The singles exchanges use various strategies that promise a successful matchmaking with the dream partner: Matching of user data for as many matches as possible, locating potential dating partners in the vicinity immediately or offering communication to a desired partner as soon as both participants have indicated to the system that they like the profile picture of the other. Some of these methods use “gamification”: It is made easy for the users to perceive and try out their possibilities as playfully as possible, which quickly makes the use of the system pleasant and easy.

A business plan for love

Can love be planned? The conditions for this can at least be influenced positively. Andrea has always been able to network as well as matchmaking: a couple that once came together with her support can now look back on 25 years of partnership and is still happy today. She practised this for a long time in the form of personality coaching. However, it cannot program. But she has a vision, and for that vision she needs the technology. Andrea is looking for a team to turn her idea into reality. With professional support, she sets herself up.
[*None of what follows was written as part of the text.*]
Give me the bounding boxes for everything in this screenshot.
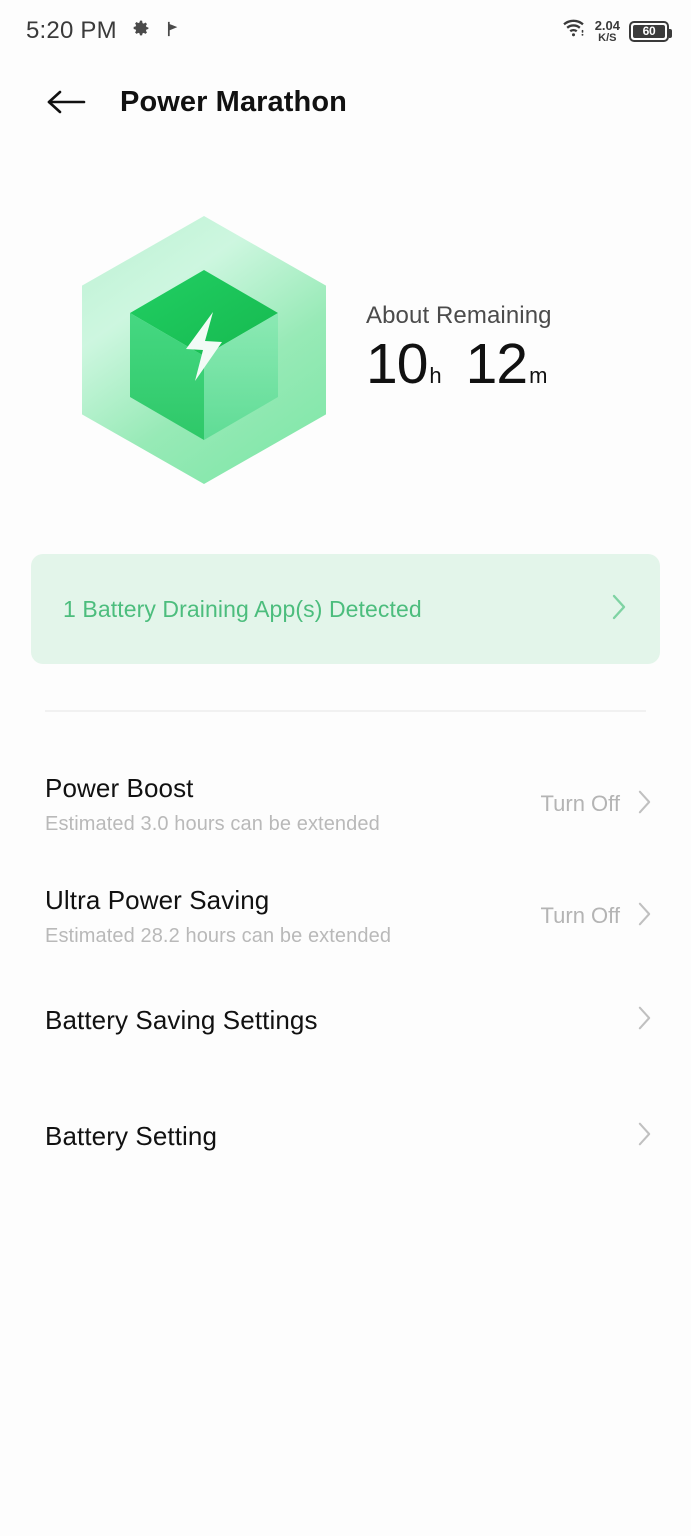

Although she uses technology for her vision, she doesn’t want to leave her in charge: she relies on fewer algorithms and more human decision-making ability. Storytelling is also used, because stories connect. Technology should serve people, not the other way around. It is a business, but for her it is a child of love. She calls it “Direct hit heart.”

 

How is love calculated?

 

Algorithms can compare lists. How does that help us? Today we know that many similarities between two people can be beneficial for a long-term relationship. At the same time, it is the differences that appear particularly interesting and attractive in the short term. Computers can synchronize databases with millions of profile entries with each other worldwide in seconds. But no software can reliably predict whether two specific people will fall in love with each other. Moreover, whether people are objectively similar says little about whether they also feel similar. People who are looking for a partner like to set up criteria that their dream partners* have to fulfil. They usually consider these requirements to be essential for a successful partnership. Often, however, these guidelines proved to be completely unimportant for a harmonious coexistence. Much more serious are variables that only become apparent in the long term: How to deal with each other, communicate and solve conflicts. How to laugh, live and love together. No software can predict this.

Heart in motion

Today. Andrea enters her office, turns on her laptop and sets up her long to-do list. She makes contact with her team: The programmer from Southern Germany, the one from Vietnam, the assistant from Hamburg. It again has a long list of points that need to be worked through to ensure that everything runs smoothly. It opens the platform. The logo with the heart is your logo. She’s not here to find a partner. She already has. She is here to give the customers of her portal the opportunity to meet real people and to get to know various other offers around the topic of love.

Both the protection against fraud and the authenticity of the participants are important to “the matchmaker”. For a long time a concept was worked on, which should exclude that people unknowingly talk to a software (“chatbot”) instead of to another person. A concept that also aims to prevent people from using false images in order to appear in a better light in the short term. Her solution: Customers communicate via video when they want to flirt.

Love in transition

The future. Unwritten. Many people fear that modern technology is moving us further and further apart. Others dream of using technology in a way that brings us closer together again. Both are always possible. Andrea does not only dream, she realizes and develops the possibilities of how we can find each other. She believes that values such as love, peace and freedom should determine the future. And together we can achieve this.